Creating a 5-Year CD Ladder
There are two primary reasons people shy away from a 5-year CD term.
- What happens if interest rates go higher?
- What happens if you need money in an emergency?
Five years is a long time to tuck your money away at a 2.35% APY and a lot can happen in that time. For example, just in the last few years I’ve bought a house, got married, had two children etc. Each of those times, I had liquid assets to assist in paying for all of it. Had I put a lot of money away in a 5-year CD, I’m not sure I could have navigated those expenses.

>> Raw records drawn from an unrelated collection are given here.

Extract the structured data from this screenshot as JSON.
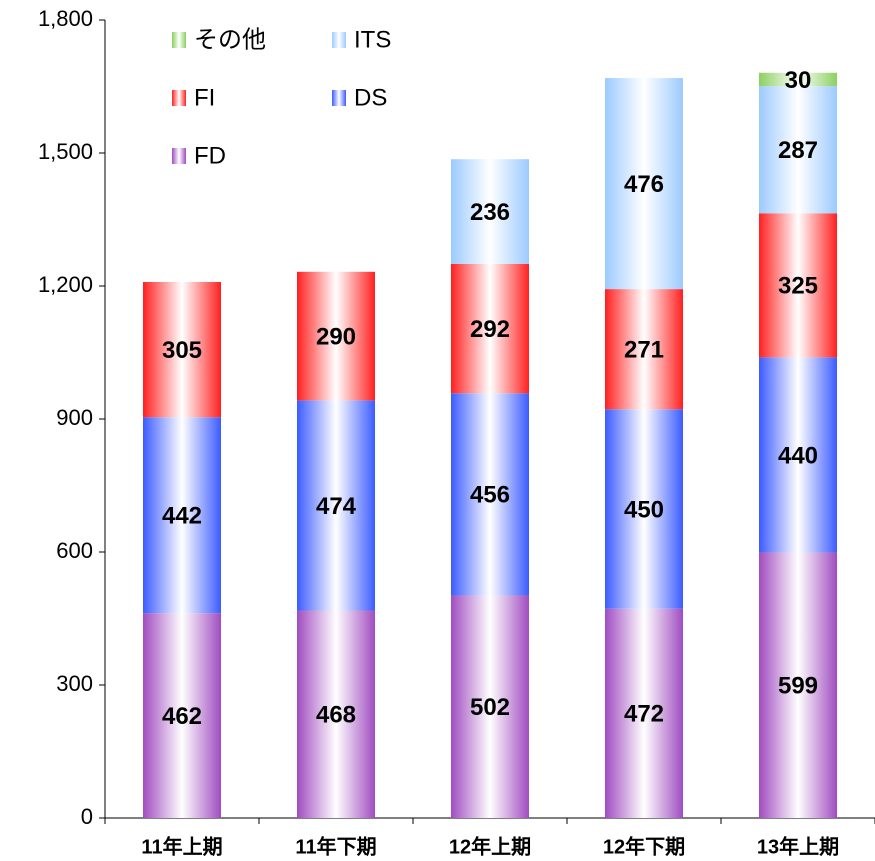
{
  "chart_data": {
    "type": "stacked_bar",
    "categories": [
      "11年上期",
      "11年下期",
      "12年上期",
      "12年下期",
      "13年上期"
    ],
    "series": [
      {
        "name": "FD",
        "color": "#a04cc0",
        "values": [
          462,
          468,
          502,
          472,
          599
        ]
      },
      {
        "name": "DS",
        "color": "#3c5cff",
        "values": [
          442,
          474,
          456,
          450,
          440
        ]
      },
      {
        "name": "FI",
        "color": "#ff2020",
        "values": [
          305,
          290,
          292,
          271,
          325
        ]
      },
      {
        "name": "ITS",
        "color": "#9ccaff",
        "values": [
          null,
          null,
          236,
          476,
          287
        ]
      },
      {
        "name": "その他",
        "color": "#8cd060",
        "values": [
          null,
          null,
          null,
          null,
          30
        ]
      }
    ],
    "ylim": [
      0,
      1800
    ],
    "yticks": [
      0,
      300,
      600,
      900,
      {
        "value": 1200,
        "label": "1,200"
      },
      {
        "value": 1500,
        "label": "1,500"
      },
      {
        "value": 1800,
        "label": "1,800"
      }
    ],
    "legend": "top-left"
  }
}
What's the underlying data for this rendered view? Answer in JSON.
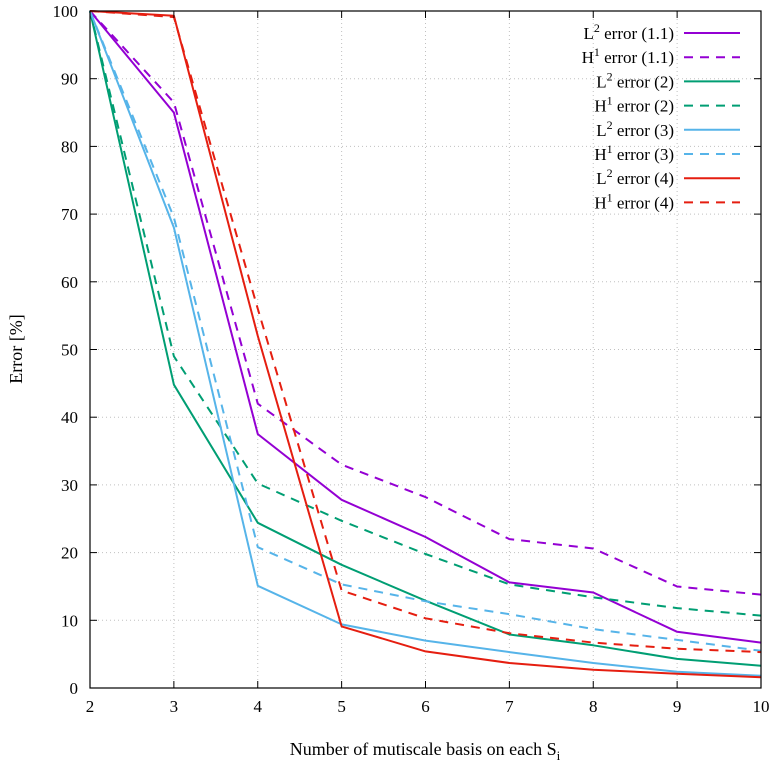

The best way to mitigate these downsides is to create a CD ladder. The concept is quite simple actually; to sacrifice a small amount of interest, you can keep your funds much more liquid. For example, let’s assume you have $25,000 to invest in a 5-year CD at a 2.35% interest rate (this is just an example rate). Instead of plugging all $25,000 in at once, you decide to invest in five separate 5-year CD’s.
- Year one–$5,000 CD at 2.35% APY
- Year two–$5,000 CD at 2.45% APY
- Year three–$5,000 CD at 2.30% APY
- Year four–$5,000 CD at 2.20% APY
- Year five–$5,000 CD at 2.50% APY
It’s rare for a CD rate to stay static for five years, so I’ve created a little bit of fluctuation.
Losing Interest in a 5-Year CD
During the five years you’re investing in long-term CDs, you still maintain liquidity if you need it. What happens if your roof starts leaking in 24 months? Well, in the above scenario, you still have $15,000 available because you’ve only opened two 5-year CD’s at $5,000 a piece. After five years and your first CD matures, you’ll have ~$5,615 back in your hands. You can choose to once again open another 5-year CD, or simply keep the funds available.
However, creating a CD ladder means you’re sacrificing interest. Had you put the whole $25,000 into a 5-year CD term, the end result would be a mature CD and a balance of $$28,079. By laddering, after five years, you’ll only have generated ~$1,800 in interest and to earn the remaining ~$1,200, you’ll have to wait for your other four 5-year CD’s to mature. Keep in mind of that while you’re waiting to open a CD for your ladder, you can park your money in a high-yield savings account. So while you won’t be earning the same interest you can on a 5-year CD, you will still be earning up to 1.40% APY.